Not that long ago, having obviously never visited the place, one unnamed senior Labour figure expressed the curious view that "£150,000 isn\'t a lot in Reading". Just last week, in a piece mocking Brown\'s sudden reconversion to the politics of aspiration, a newspaper columnist close to the more Blairite elements in the cabinet equated the UK\'s social middle with "ballet classes and Sicilian olive oil". A salient fact, while we\'re here: when the 50p rate was introduced, one poll found 57% of people – including, one would imagine, the residents of scores of Middle England marginals – in favour, with only 22% opposed. Among the latter group, it soon transpired, was the increasingly wealthy and assuredly aspirational Tony Blair, who reportedly thought expecting slightly more from people earning £150,000 or over "unacceptable". Funny, that.
Worse still is another one of the "A" word\'s most insidious connotations: that aspiration is the preserve of the relatively affluent. Here, the reporting of Brown\'s recent manoeuvres tells you a lot: one recent interview with Mandelson, for instance, repeated the claim that he had won the battle over whether Labour "should focus on its core vote or aspiration". The pretty outrageous implication, echoed down the years by Labour politicians who should really know better, is that what remains of the working class has surrendered the ethos of self-improvement to people higher up the scale.
But again, some statistics spring to mind: at the last count, for instance, more than 80% of even the most deprived young people wanted to stay in education post-16, and over half hoped to go to university. The big issue, to resume a seemingly endless argument, is not the absence of aspiration, but that lowly share of the national cake that far too many politicians want to avoid talking about.
And so to one last point. If we really have to talk about aspiration, we\'re going to need a rather more fleshed-out definition. Albeit for only two sentences, Brown\'s Fabian speech also talked about aspirations that "go beyond the material concerns", and made reference to how we feel about "the environment we share", and "the pressures they feel in balancing work and family life". But here\'s the problem: quite apart from its brevity and half-heartedness, none of this seemed to have been included in the pre-speech briefings, an omission which pointed up how awkwardly it sits with Labour\'s current pitch to voters.
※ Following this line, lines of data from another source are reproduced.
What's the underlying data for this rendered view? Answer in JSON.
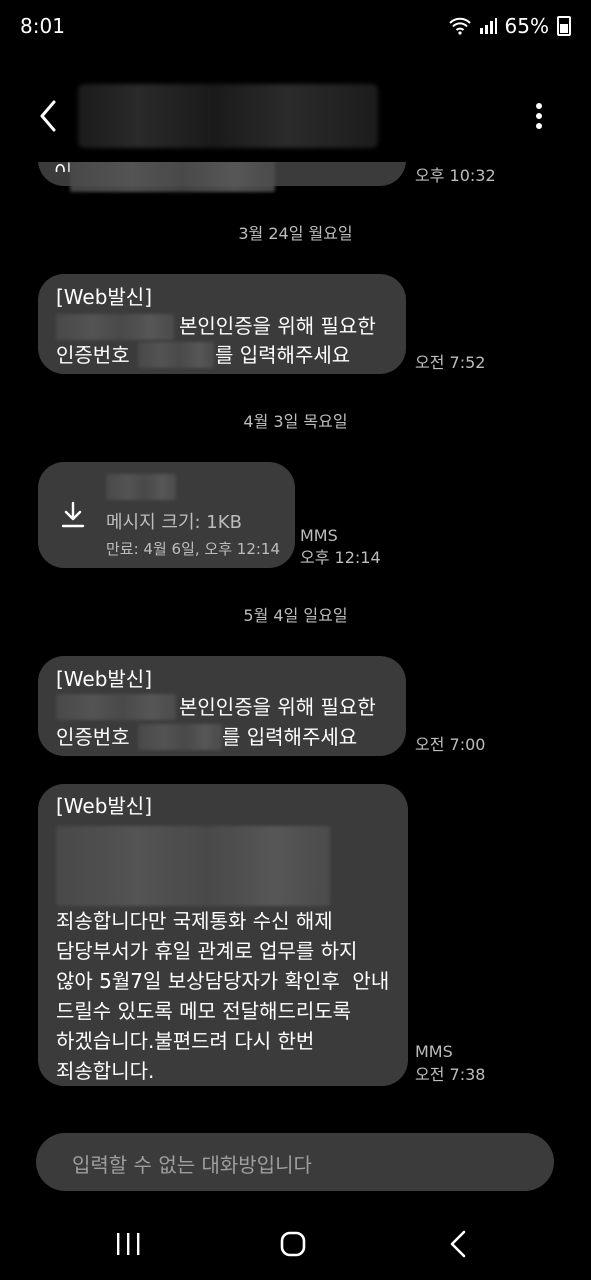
{
  "status_bar": {
    "time": "8:01",
    "battery": "65%"
  },
  "header": {
    "contact": ""
  },
  "messages": [
    {
      "id": "m0",
      "text": "이",
      "time": "오후 10:32"
    },
    {
      "id": "m1",
      "date": "3월 24일 월요일",
      "line1_prefix": "[Web발신]",
      "line2": "본인인증을 위해 필요한",
      "line3_a": "인증번호",
      "line3_b": "를 입력해주세요",
      "time": "오전 7:52"
    },
    {
      "id": "m2",
      "date": "4월 3일 목요일",
      "size_label": "메시지 크기: 1KB",
      "expiry": "만료: 4월 6일, 오후 12:14",
      "type": "MMS",
      "time": "오후 12:14"
    },
    {
      "id": "m3",
      "date": "5월 4일 일요일",
      "line1_prefix": "[Web발신]",
      "line2": "본인인증을 위해 필요한",
      "line3_a": "인증번호",
      "line3_b": "를 입력해주세요",
      "time": "오전 7:00"
    },
    {
      "id": "m4",
      "line1": "[Web발신]",
      "body": [
        "죄송합니다만 국제통화 수신 해제",
        "담당부서가 휴일 관계로 업무를 하지",
        "않아 5월7일 보상담당자가 확인후  안내",
        "드릴수 있도록 메모 전달해드리도록",
        "하겠습니다.불편드려 다시 한번",
        "죄송합니다."
      ],
      "type": "MMS",
      "time": "오전 7:38"
    }
  ],
  "input": {
    "placeholder": "입력할 수 없는 대화방입니다"
  },
  "nav": {
    "recents": "recents-icon",
    "home": "home-icon",
    "back": "back-icon"
  }
}
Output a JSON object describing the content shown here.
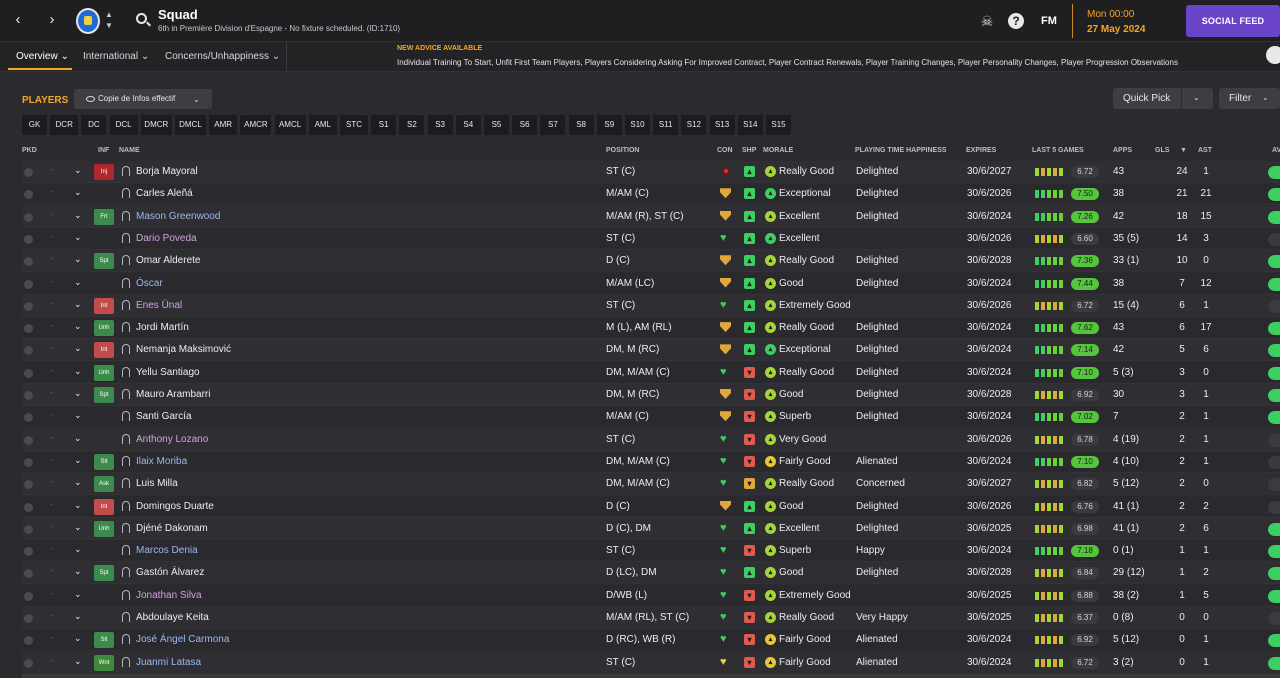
{
  "topbar": {
    "title": "Squad",
    "subtitle": "6th in Première Division d'Espagne - No fixture scheduled. (ID:1710)",
    "fm_label": "FM",
    "date_time": "Mon 00:00",
    "date_day": "27 May 2024",
    "social_label": "SOCIAL FEED",
    "help_icon": "?"
  },
  "tabs": [
    "Overview ⌄",
    "International ⌄",
    "Concerns/Unhappiness ⌄"
  ],
  "advice": {
    "title": "NEW ADVICE AVAILABLE",
    "text": "Individual Training To Start, Unfit First Team Players, Players Considering Asking For Improved Contract, Player Contract Renewals, Player Training Changes, Player Personality Changes, Player Progression Observations"
  },
  "toolbar": {
    "players_label": "PLAYERS",
    "view_label": "Copie de Infos effectif",
    "quick_pick": "Quick Pick",
    "filter": "Filter"
  },
  "positions": [
    "GK",
    "DCR",
    "DC",
    "DCL",
    "DMCR",
    "DMCL",
    "AMR",
    "AMCR",
    "AMCL",
    "AML",
    "STC",
    "S1",
    "S2",
    "S3",
    "S4",
    "S5",
    "S6",
    "S7",
    "S8",
    "S9",
    "S10",
    "S11",
    "S12",
    "S13",
    "S14",
    "S15"
  ],
  "columns": {
    "pkd": "PKD",
    "inf": "INF",
    "name": "NAME",
    "position": "POSITION",
    "con": "CON",
    "shp": "SHP",
    "morale": "MORALE",
    "pth": "PLAYING TIME HAPPINESS",
    "expires": "EXPIRES",
    "last5": "LAST 5 GAMES",
    "apps": "APPS",
    "gls": "GLS",
    "sort": "▼",
    "ast": "AST",
    "av": "AV"
  },
  "players": [
    {
      "inf": "Inj",
      "name": "Borja Mayoral",
      "position": "ST (C)",
      "morale": "Really Good",
      "pth": "Delighted",
      "expires": "30/6/2027",
      "rating": "6.72",
      "apps": "43",
      "gls": "24",
      "ast": "1"
    },
    {
      "inf": "",
      "name": "Carles Aleñá",
      "position": "M/AM (C)",
      "morale": "Exceptional",
      "pth": "Delighted",
      "expires": "30/6/2026",
      "rating": "7.50",
      "apps": "38",
      "gls": "21",
      "ast": "21"
    },
    {
      "inf": "Frt",
      "name": "Mason Greenwood",
      "position": "M/AM (R), ST (C)",
      "morale": "Excellent",
      "pth": "Delighted",
      "expires": "30/6/2024",
      "rating": "7.26",
      "apps": "42",
      "gls": "18",
      "ast": "15"
    },
    {
      "inf": "",
      "name": "Dario Poveda",
      "position": "ST (C)",
      "morale": "Excellent",
      "pth": "",
      "expires": "30/6/2026",
      "rating": "6.60",
      "apps": "35 (5)",
      "gls": "14",
      "ast": "3"
    },
    {
      "inf": "Spt",
      "name": "Omar Alderete",
      "position": "D (C)",
      "morale": "Really Good",
      "pth": "Delighted",
      "expires": "30/6/2028",
      "rating": "7.36",
      "apps": "33 (1)",
      "gls": "10",
      "ast": "0"
    },
    {
      "inf": "",
      "name": "Óscar",
      "position": "M/AM (LC)",
      "morale": "Good",
      "pth": "Delighted",
      "expires": "30/6/2024",
      "rating": "7.44",
      "apps": "38",
      "gls": "7",
      "ast": "12"
    },
    {
      "inf": "Int",
      "name": "Enes Ünal",
      "position": "ST (C)",
      "morale": "Extremely Good",
      "pth": "",
      "expires": "30/6/2026",
      "rating": "6.72",
      "apps": "15 (4)",
      "gls": "6",
      "ast": "1"
    },
    {
      "inf": "Unh",
      "name": "Jordi Martín",
      "position": "M (L), AM (RL)",
      "morale": "Really Good",
      "pth": "Delighted",
      "expires": "30/6/2024",
      "rating": "7.62",
      "apps": "43",
      "gls": "6",
      "ast": "17"
    },
    {
      "inf": "Int",
      "name": "Nemanja Maksimović",
      "position": "DM, M (RC)",
      "morale": "Exceptional",
      "pth": "Delighted",
      "expires": "30/6/2024",
      "rating": "7.14",
      "apps": "42",
      "gls": "5",
      "ast": "6"
    },
    {
      "inf": "Unh",
      "name": "Yellu Santiago",
      "position": "DM, M/AM (C)",
      "morale": "Really Good",
      "pth": "Delighted",
      "expires": "30/6/2024",
      "rating": "7.10",
      "apps": "5 (3)",
      "gls": "3",
      "ast": "0"
    },
    {
      "inf": "Spt",
      "name": "Mauro Arambarri",
      "position": "DM, M (RC)",
      "morale": "Good",
      "pth": "Delighted",
      "expires": "30/6/2028",
      "rating": "6.92",
      "apps": "30",
      "gls": "3",
      "ast": "1"
    },
    {
      "inf": "",
      "name": "Santi García",
      "position": "M/AM (C)",
      "morale": "Superb",
      "pth": "Delighted",
      "expires": "30/6/2024",
      "rating": "7.02",
      "apps": "7",
      "gls": "2",
      "ast": "1"
    },
    {
      "inf": "",
      "name": "Anthony Lozano",
      "position": "ST (C)",
      "morale": "Very Good",
      "pth": "",
      "expires": "30/6/2026",
      "rating": "6.78",
      "apps": "4 (19)",
      "gls": "2",
      "ast": "1"
    },
    {
      "inf": "Slt",
      "name": "Ilaix Moriba",
      "position": "DM, M/AM (C)",
      "morale": "Fairly Good",
      "pth": "Alienated",
      "expires": "30/6/2024",
      "rating": "7.10",
      "apps": "4 (10)",
      "gls": "2",
      "ast": "1"
    },
    {
      "inf": "Ask",
      "name": "Luis Milla",
      "position": "DM, M/AM (C)",
      "morale": "Really Good",
      "pth": "Concerned",
      "expires": "30/6/2027",
      "rating": "6.82",
      "apps": "5 (12)",
      "gls": "2",
      "ast": "0"
    },
    {
      "inf": "Int",
      "name": "Domingos Duarte",
      "position": "D (C)",
      "morale": "Good",
      "pth": "Delighted",
      "expires": "30/6/2026",
      "rating": "6.76",
      "apps": "41 (1)",
      "gls": "2",
      "ast": "2"
    },
    {
      "inf": "Unh",
      "name": "Djéné Dakonam",
      "position": "D (C), DM",
      "morale": "Excellent",
      "pth": "Delighted",
      "expires": "30/6/2025",
      "rating": "6.98",
      "apps": "41 (1)",
      "gls": "2",
      "ast": "6"
    },
    {
      "inf": "",
      "name": "Marcos Denia",
      "position": "ST (C)",
      "morale": "Superb",
      "pth": "Happy",
      "expires": "30/6/2024",
      "rating": "7.18",
      "apps": "0 (1)",
      "gls": "1",
      "ast": "1"
    },
    {
      "inf": "Spt",
      "name": "Gastón Álvarez",
      "position": "D (LC), DM",
      "morale": "Good",
      "pth": "Delighted",
      "expires": "30/6/2028",
      "rating": "6.84",
      "apps": "29 (12)",
      "gls": "1",
      "ast": "2"
    },
    {
      "inf": "",
      "name": "Jonathan Silva",
      "position": "D/WB (L)",
      "morale": "Extremely Good",
      "pth": "",
      "expires": "30/6/2025",
      "rating": "6.88",
      "apps": "38 (2)",
      "gls": "1",
      "ast": "5"
    },
    {
      "inf": "",
      "name": "Abdoulaye Keita",
      "position": "M/AM (RL), ST (C)",
      "morale": "Really Good",
      "pth": "Very Happy",
      "expires": "30/6/2025",
      "rating": "6.37",
      "apps": "0 (8)",
      "gls": "0",
      "ast": "0"
    },
    {
      "inf": "Slt",
      "name": "José Ángel Carmona",
      "position": "D (RC), WB (R)",
      "morale": "Fairly Good",
      "pth": "Alienated",
      "expires": "30/6/2024",
      "rating": "6.92",
      "apps": "5 (12)",
      "gls": "0",
      "ast": "1"
    },
    {
      "inf": "Wnt",
      "name": "Juanmi Latasa",
      "position": "ST (C)",
      "morale": "Fairly Good",
      "pth": "Alienated",
      "expires": "30/6/2024",
      "rating": "6.72",
      "apps": "3 (2)",
      "gls": "0",
      "ast": "1"
    }
  ]
}
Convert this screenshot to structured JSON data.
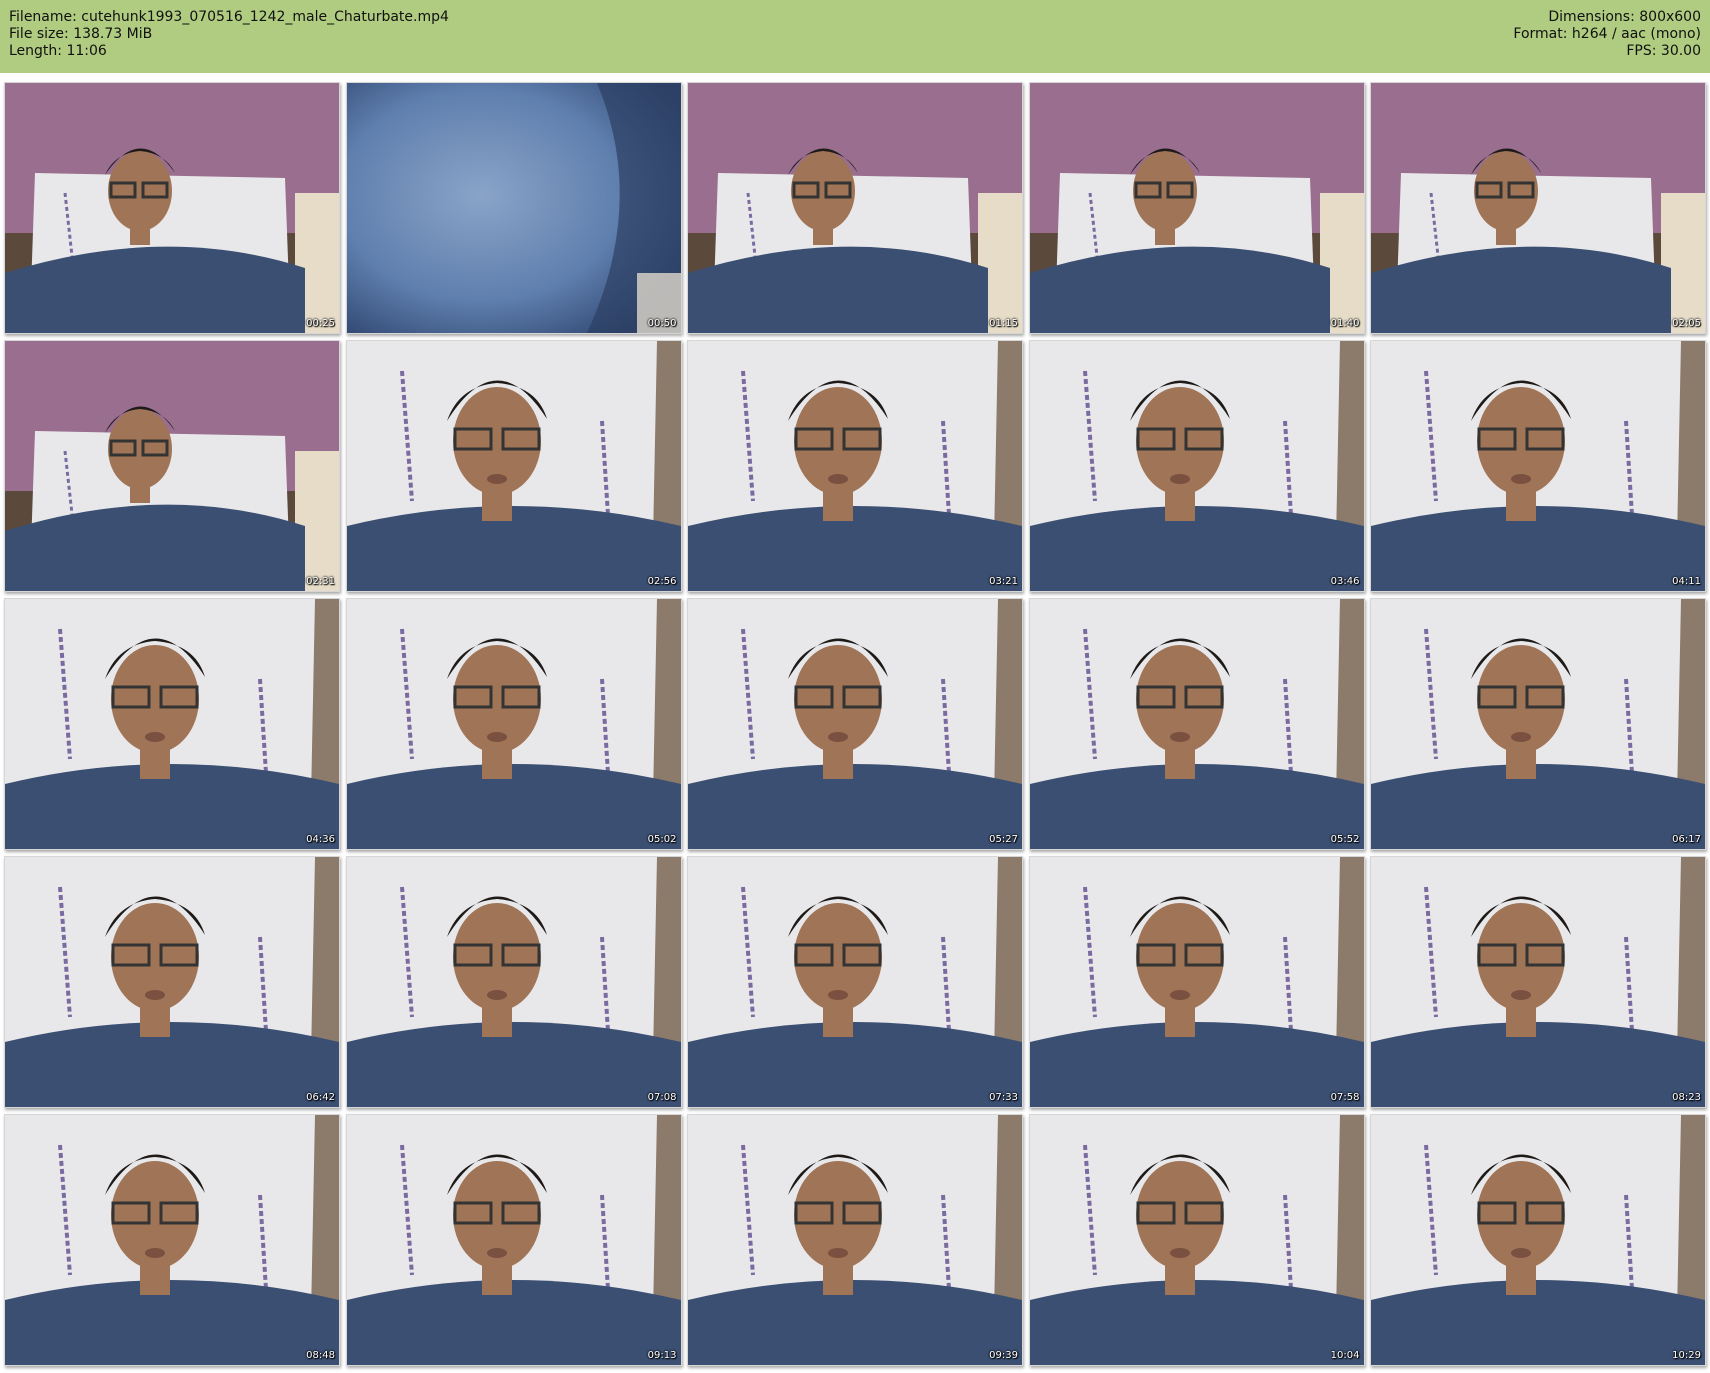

Ignore those sides of people\'s lives, and you end up with two difficulties. First, you get the kind of arid, almost meaningless politics that reduces parties to retailers, as seen in 2005, when Labour pledged to help more people "earn and own", and reduced its offer to a set of individualist bullet points: "your family better off", "your child achieving more". Post-crash, that will surely cut precious little ice – though an equal danger is the prospect of politicians, like bad music hacks, speaking a contrived and cynical language unique to themselves. And even if 2010 supposedly presents us with the most important political choice in years, who will listen to that?